Another is the fact that none of the major parties are willing to try and stand up for civil liberties. The state of civil liberties in the UK country terrifies me. It seems to largely be based around “If you have nothing to hide, you’ve nothing to fear” which is a frankly terrible way to run a country. Watching both Labour and the Conservatives tweak the law further and further towards a near totalitarian monitoring of every individual is deeply scary. As someone who suffered the government’s censorship of the existence of LGBTQ people as a child, who truly felt for much of their childhood that they had something to hide. A person that was disturbed by knowing that they weren’t like everyone else, and that the government had said they were bad.
Perhaps that gives you a different perspective.

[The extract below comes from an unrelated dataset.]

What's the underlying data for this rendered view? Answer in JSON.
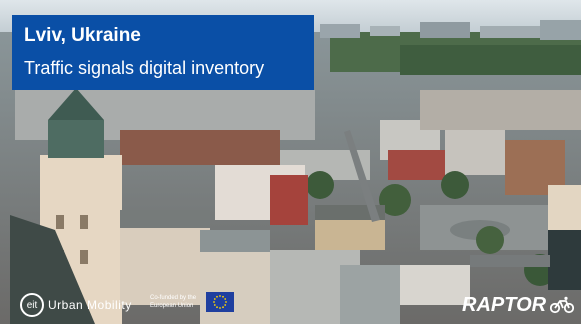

And then there’s fracking. This is a little island, and it won’t take much to fuck it up completely. Unlike much of the rest of the world we seem to be hellbent on fracking. And burying nuclear waste under an area of outstanding natural beauty. And building more nuclear power stations rather than trying to switch to any kind of sustainable future. And cutting green energy investment for no readily apparent reason (other than that some slimy politician wants a few extra quid for a few extra years).
And y’know what, I can’t deal with it anymore.
And that’s not even getting in to the way we’re treating people from countries where we committed acts so terrible the government here won’t even open the archives. Where the Empire imprisoned tens of thousands and tortured them. And we’re still standing in the way of getting any kind of reparations for the damage we did.
I can’t be in the UK any more.
So that’s why.
I don’t think America’s perfect, but it’s different. And it’s somewhere I don’t have the baggage of believing it to be my country, that should be the way I was brought up to believe it was.